Jiang Jinling, Wu Lihong, Yuan Fei, Ji Jun, Lin Xiaojing, Yang Wanning, Wu Junwei, Shi Min, Yang Hui, Ma Yanna, Song Xue, Zhu Zhenggang, Zhang Henghui, Zhang Jun
Department of Oncology, Ruijin Hospital, Shanghai Jiaotong University School of Medicine, Shanghai, China.
Genecast Precision Medicine Technology Institute, Beijing, China.
Cancer Med. 2020 Apr;9(7):2299-2308. doi: 10.1002/cam4.2905. Epub 2020 Feb 4.

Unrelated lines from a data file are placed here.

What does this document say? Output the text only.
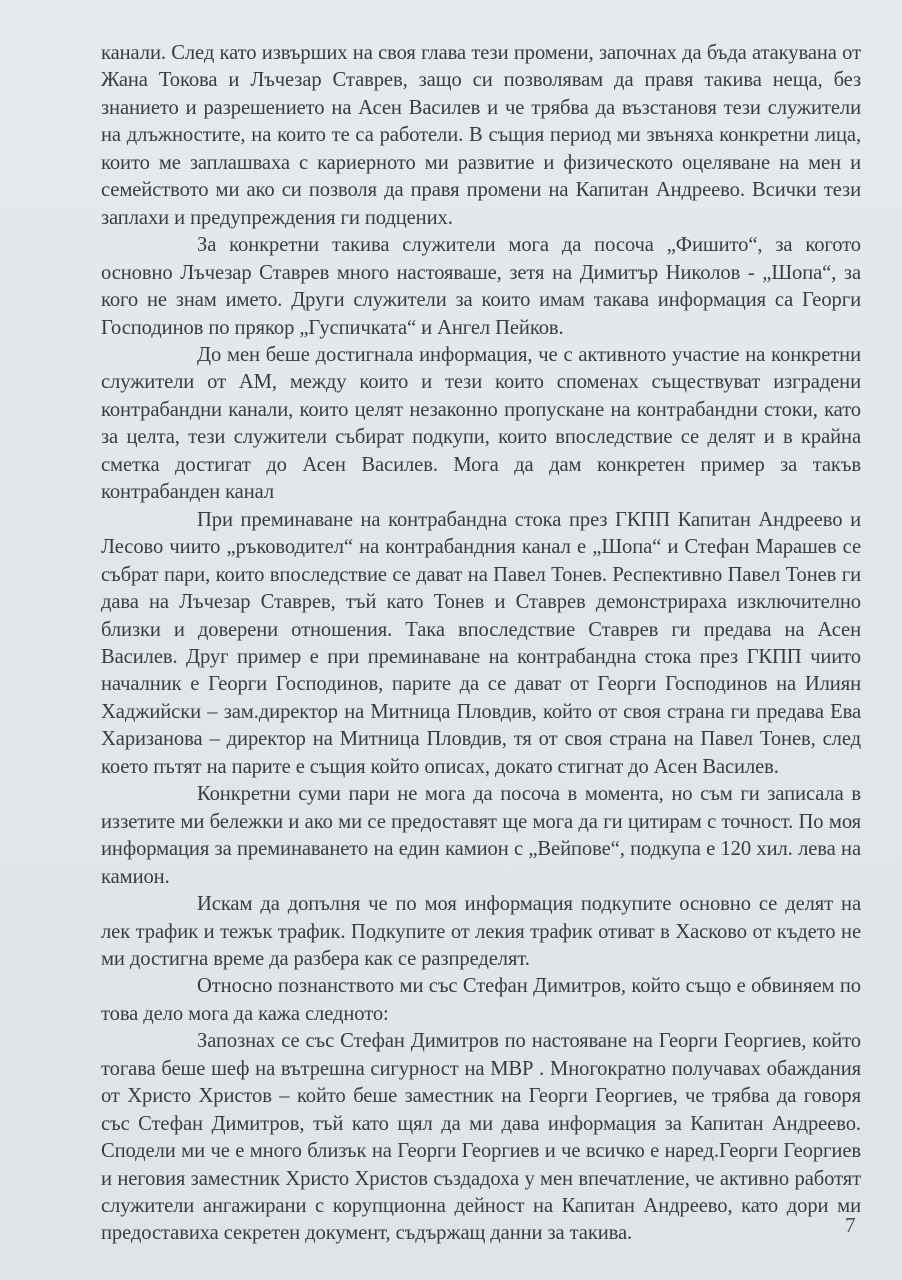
канали. След като извърших на своя глава тези промени, започнах да бъда атакувана от Жана Токова и Лъчезар Ставрев, защо си позволявам да правя такива неща, без знанието и разрешението на Асен Василев и че трябва да възстановя тези служители на длъжностите, на които те са работели. В същия период ми звъняха конкретни лица, които ме заплашваха с кариерното ми развитие и физическото оцеляване на мен и семейството ми ако си позволя да правя промени на Капитан Андреево. Всички тези заплахи и предупреждения ги подцених.

За конкретни такива служители мога да посоча „Фишито“, за когото основно Лъчезар Ставрев много настояваше, зетя на Димитър Николов - „Шопа“, за кого не знам името. Други служители за които имам такава информация са Георги Господинов по прякор „Гуспичката“ и Ангел Пейков.

До мен беше достигнала информация, че с активното участие на конкретни служители от АМ, между които и тези които споменах съществуват изградени контрабандни канали, които целят незаконно пропускане на контрабандни стоки, като за целта, тези служители събират подкупи, които впоследствие се делят и в крайна сметка достигат до Асен Василев. Мога да дам конкретен пример за такъв контрабанден канал

При преминаване на контрабандна стока през ГКПП Капитан Андреево и Лесово чиито „ръководител“ на контрабандния канал е „Шопа“ и Стефан Марашев се събрат пари, които впоследствие се дават на Павел Тонев. Респективно Павел Тонев ги дава на Лъчезар Ставрев, тъй като Тонев и Ставрев демонстрираха изключително близки и доверени отношения. Така впоследствие Ставрев ги предава на Асен Василев. Друг пример е при преминаване на контрабандна стока през ГКПП чиито началник е Георги Господинов, парите да се дават от Георги Господинов на Илиян Хаджийски – зам.директор на Митница Пловдив, който от своя страна ги предава Ева Харизанова – директор на Митница Пловдив, тя от своя страна на Павел Тонев, след което пътят на парите е същия който описах, докато стигнат до Асен Василев.

Конкретни суми пари не мога да посоча в момента, но съм ги записала в иззетите ми бележки и ако ми се предоставят ще мога да ги цитирам с точност. По моя информация за преминаването на един камион с „Вейпове“, подкупа е 120 хил. лева на камион.

Искам да допълня че по моя информация подкупите основно се делят на лек трафик и тежък трафик. Подкупите от лекия трафик отиват в Хасково от където не ми достигна време да разбера как се разпределят.

Относно познанството ми със Стефан Димитров, който също е обвиняем по това дело мога да кажа следното:

Запознах се със Стефан Димитров по настояване на Георги Георгиев, който тогава беше шеф на вътрешна сигурност на МВР . Многократно получавах обаждания от Христо Христов – който беше заместник на Георги Георгиев, че трябва да говоря със Стефан Димитров, тъй като щял да ми дава информация за Капитан Андреево. Сподели ми че е много близък на Георги Георгиев и че всичко е наред.Георги Георгиев и неговия заместник Христо Христов създадоха у мен впечатление, че активно работят служители ангажирани с корупционна дейност на Капитан Андреево, като дори ми предоставиха секретен документ, съдържащ данни за такива.	7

Brain metastases are one of the most common intracranial neoplasms. Increasing evidence have indicated that systemic immunotherapy may provide long-term benefits for brain metastases. Herein, we presented the results of an immune oncology panel RNA sequencing platform for patients with brain metastases from different primary sites.
We investigated 25 samples of human brain metastases from lung cancer (n = 12), breast cancer (n = 6), and colorectal cancer (n = 7). Besides, 13 paired samples of adjacent noncancerous brain tissue (10 from patients with lung cancer and 3 from patients with breast cancer) were collected as controls. By comparing the brain metastases and paired samples of adjacent noncancerous brain tissue from 13 patients, we detected three upregulated and six downregulated genes, representing the malignant properties of cancer cells and increased immune infiltration in the microenvironment. Next, we profiled the immune-related genes in brain metastases from three primary cancer types.
A group of genes were significantly overexpressed in the microenvironment of brain metastases from lung cancer, covering the checkpoint pathways, lymphocyte infiltration, and TCR-coexpression. Especially, immune checkpoint molecules, PD-L1, PD-L2, and IDO1 were expressed at higher levels in brain metastases from lung cancer than those from the other two cancer types.
This study presents an immune landscape of brain metastases from different cancer types. With high RNA expression levels of PD-1/PD-L1 axis and immune infiltration in brain metastases, it would be worthwhile to explore the efficacy of immune checkpoint blockade for lung cancer patients with intracranial metastases.
脑转移瘤是最常见的颅内肿瘤之一。越来越多的证据表明,全身免疫治疗可能为脑转移瘤带来长期益处。在此,我们展示了一个免疫肿瘤学基因panel RNA测序平台针对来自不同原发部位的脑转移瘤患者的研究结果。
我们研究了25例人脑转移瘤样本,其中肺癌脑转移瘤12例,乳腺癌脑转移瘤6例,结直肠癌脑转移瘤7例。此外,收集了13对相邻非癌脑组织样本(10例来自肺癌患者,3例来自乳腺癌患者)作为对照。通过比较13例患者的脑转移瘤样本和配对的相邻非癌脑组织样本,我们检测到3个上调基因和6个下调基因,这些基因代表了癌细胞的恶性特征以及微环境中免疫浸润的增加。接下来,我们分析了来自三种原发性癌症类型的脑转移瘤中与免疫相关的基因。
一组基因在肺癌脑转移瘤的微环境中显著过表达,涵盖了检查点通路、淋巴细胞浸润和TCR共表达。特别是,免疫检查点分子PD-L1、PD-L2和IDO1在肺癌脑转移瘤中的表达水平高于其他两种癌症类型的脑转移瘤。
本研究展示了不同癌症类型脑转移瘤的免疫图谱。鉴于脑转移瘤中PD-1/PD-L1轴的高RNA表达水平和免疫浸润,探索免疫检查点阻断对颅内转移肺癌患者的疗效是值得的。